Often in sports when an athlete reaches the end of their career, they refuse to leave the sport they’ve dedicated much of their lives to without leaving a lasting impression.
Kassi Hormuth looks to do just that in her final season with the women’s soccer team.
“I give it my all in every game, but especially this year because it is the very end,” Hormuth said. “We have six conference games left. You’ve got to give it everything while you’re out there, take it all in.”
Ten games into the 2017 season, Hormuth has already matched her 2016 goal total, at three goals in the season so far and picked up an impressive game-winning header off a corner kick against Arkansas State on Sept. 24.
From Cedar Park, Texas, the senior forward has been playing soccer since she was four. Along with her brother and sister, Hormuth was raised in a sports-oriented family. In high school, she sampled multiple sports before finally choosing soccer.
“My brother played football and baseball growing up,” Hormuth said. “My sister is playing soccer now. She’s in seventh grade (and has) been playing since she was 4 also.”
Hormuth has received several accolades in her time at Texas State.

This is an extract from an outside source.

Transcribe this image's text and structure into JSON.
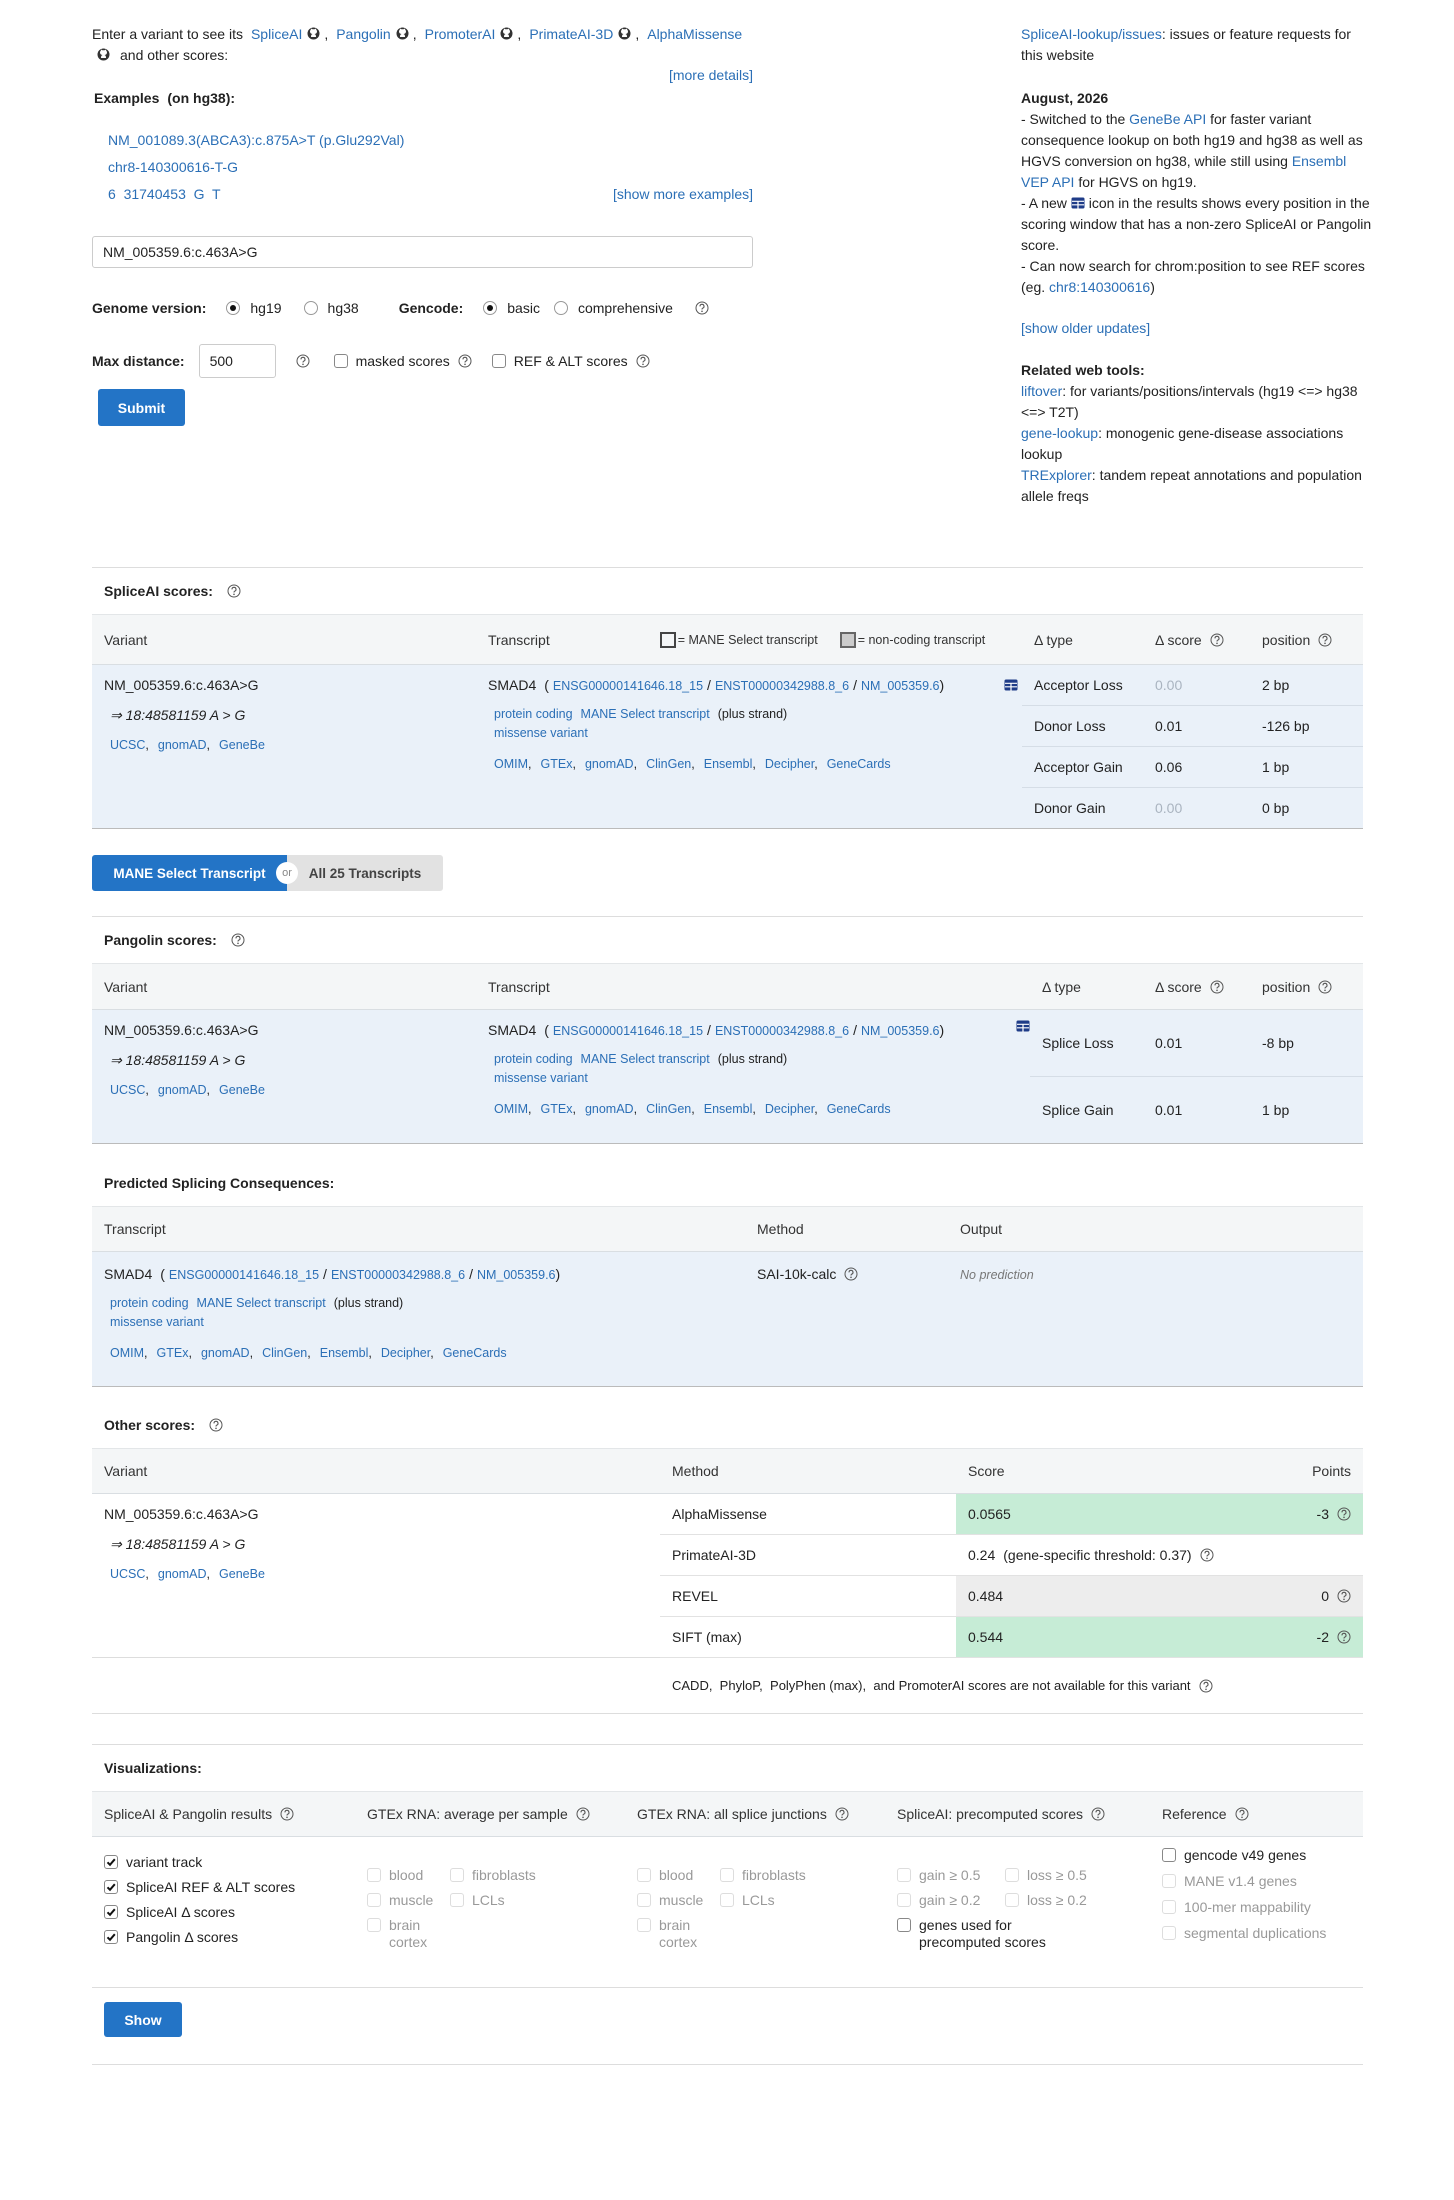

She made the Sun Belt Conference Commissioner’s list back-to-back and was named Texas State’s 2016 Offensive MVP.
Aside from the soccer program, it was a combination of factors that helped the senior forward choose Texas State as her home for four years.
“I’ve always had an interest in education, and I knew Texas State was a really good education prep school,” Hormuth said. “My mom came here and she loved it. I love the river and being outdoors.”

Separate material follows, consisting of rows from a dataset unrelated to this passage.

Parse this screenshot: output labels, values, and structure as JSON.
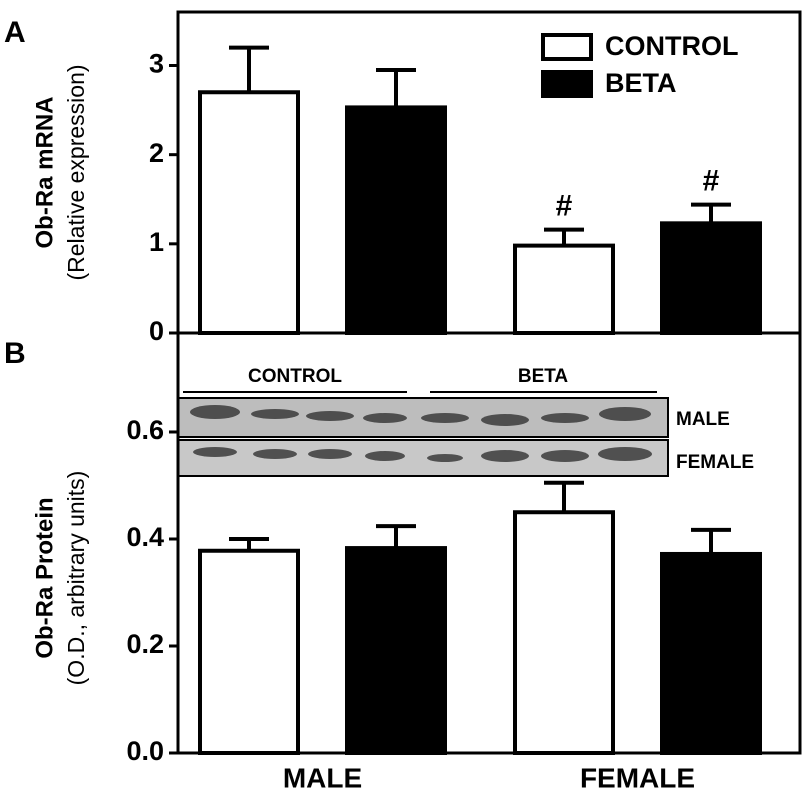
{
  "chart_data": [
    {
      "type": "bar",
      "panel_label": "A",
      "y_label": [
        "Ob-Ra mRNA",
        "(Relative expression)"
      ],
      "ylim": [
        0,
        3.6
      ],
      "yticks": [
        0,
        1,
        2,
        3
      ],
      "legend": "upper right",
      "series": [
        {
          "name": "CONTROL",
          "color": "#ffffff",
          "values": [
            2.7,
            0.98
          ],
          "errors": [
            0.5,
            0.18
          ],
          "marker_labels": [
            null,
            "#"
          ]
        },
        {
          "name": "BETA",
          "color": "#000000",
          "values": [
            2.53,
            1.23
          ],
          "errors": [
            0.42,
            0.21
          ],
          "marker_labels": [
            null,
            "#"
          ]
        }
      ]
    },
    {
      "type": "bar",
      "panel_label": "B",
      "y_label": [
        "Ob-Ra Protein",
        "(O.D., arbitrary units)"
      ],
      "ylim": [
        0,
        0.785
      ],
      "yticks": [
        {
          "value": 0,
          "label": "0.0"
        },
        0.2,
        0.4,
        0.6
      ],
      "categories": [
        "MALE",
        "FEMALE"
      ],
      "blot_rows": [
        "MALE",
        "FEMALE"
      ],
      "series": [
        {
          "name": "CONTROL",
          "color": "#ffffff",
          "values": [
            0.378,
            0.45
          ],
          "errors": [
            0.022,
            0.055
          ]
        },
        {
          "name": "BETA",
          "color": "#000000",
          "values": [
            0.383,
            0.372
          ],
          "errors": [
            0.041,
            0.045
          ]
        }
      ]
    }
  ]
}
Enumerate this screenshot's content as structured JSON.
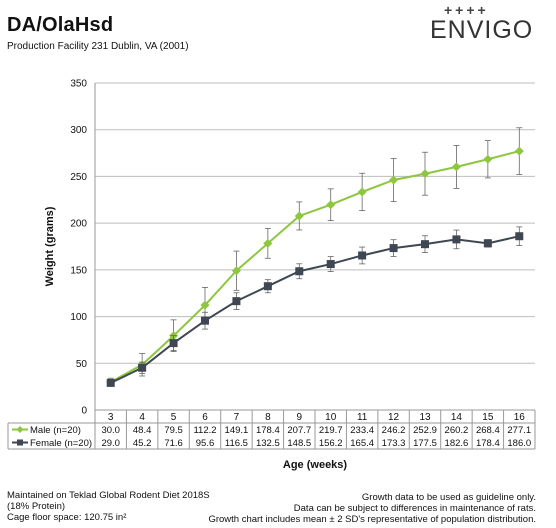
{
  "header": {
    "title": "DA/OlaHsd",
    "subtitle": "Production Facility 231 Dublin, VA (2001)",
    "logo_text": "ENVIGO",
    "logo_mark": "++++"
  },
  "footer": {
    "left": [
      "Maintained on Teklad Global Rodent Diet 2018S",
      "(18% Protein)",
      "Cage floor space: 120.75 in²"
    ],
    "right": [
      "Growth data to be used as guideline only.",
      "Data can be subject to differences in maintenance of rats.",
      "Growth chart includes mean ± 2 SD's representative of population distribution."
    ]
  },
  "colors": {
    "male": "#8DC63F",
    "female": "#3F4752",
    "axis": "#999999",
    "grid": "#bdbdbd"
  },
  "chart_data": {
    "type": "line",
    "xlabel": "Age (weeks)",
    "ylabel": "Weight (grams)",
    "ylim": [
      0,
      350
    ],
    "yticks": [
      "0",
      "50",
      "100",
      "150",
      "200",
      "250",
      "300",
      "350"
    ],
    "categories": [
      "3",
      "4",
      "5",
      "6",
      "7",
      "8",
      "9",
      "10",
      "11",
      "12",
      "13",
      "14",
      "15",
      "16"
    ],
    "grid": true,
    "legend": "table-below",
    "series": [
      {
        "name": "Male (n=20)",
        "marker": "diamond",
        "values": [
          30.0,
          48.4,
          79.5,
          112.2,
          149.1,
          178.4,
          207.7,
          219.7,
          233.4,
          246.2,
          252.9,
          260.2,
          268.4,
          277.1
        ],
        "labels": [
          "30.0",
          "48.4",
          "79.5",
          "112.2",
          "149.1",
          "178.4",
          "207.7",
          "219.7",
          "233.4",
          "246.2",
          "252.9",
          "260.2",
          "268.4",
          "277.1"
        ],
        "err": [
          4,
          12,
          17,
          19,
          21,
          16,
          15,
          17,
          20,
          23,
          23,
          23,
          20,
          25
        ]
      },
      {
        "name": "Female (n=20)",
        "marker": "square",
        "values": [
          29.0,
          45.2,
          71.6,
          95.6,
          116.5,
          132.5,
          148.5,
          156.2,
          165.4,
          173.3,
          177.5,
          182.6,
          178.4,
          186.0
        ],
        "labels": [
          "29.0",
          "45.2",
          "71.6",
          "95.6",
          "116.5",
          "132.5",
          "148.5",
          "156.2",
          "165.4",
          "173.3",
          "177.5",
          "182.6",
          "178.4",
          "186.0"
        ],
        "err": [
          3,
          6,
          8,
          9,
          9,
          7,
          8,
          8,
          9,
          9,
          9,
          10,
          4,
          10
        ]
      }
    ]
  }
}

As the end of her collegiate sports career looms and with just one more year left, Hormuth has begun looking at what path she’ll take after college.
The wear and tear of playing soccer for so long and the desire for new experiences play a major part in the senior’s decision.
“Within the last year I’ve been looking into going into the Peace Corps, teaching wherever they place me overseas for two years,” Hormuth said. “But I also thought about playing after. I’m not sure though, it depends on how my legs feel.”
Hormuth sees the Peace Corps as a great opportunity to experience the world outside of her own bubble and to help those in need.
“I’ve always been wanting to go to new places and that it’s a great way to give back,” Hormuth said.
It was a conversation with a former coach that showed Hormuth what continuing to play soccer may have to offer after her time with Texas State reaches its conclusion.
“I ran into one of my old club coaches the other day,” Hormuth said. “He said some of his old girls had gone to play in Iceland so that sparked my interest, too.”
Of all the memories Hormuth has collected over her four years, the memory of her first collegiate goal and the feeling that came with it still resonates strongly with the senior.
“My freshman year, our very first game, I scored my very first collegiate goal against Houston Baptist University,” Hormuth said. “The first collegiate goal, first game. It was an unreal start to this college journey.”
Hormuth credits her time playing soccer as an important influence in preparing her for the next phase of her life and her potential teaching career.
“Working and being with the team for so long teaches you how to work with people and understand different points of view,” Hormuth said. “Being a captain this year, learning to lead, I think that would carry over into the classroom. It’s given me a lot of life skills over the years.”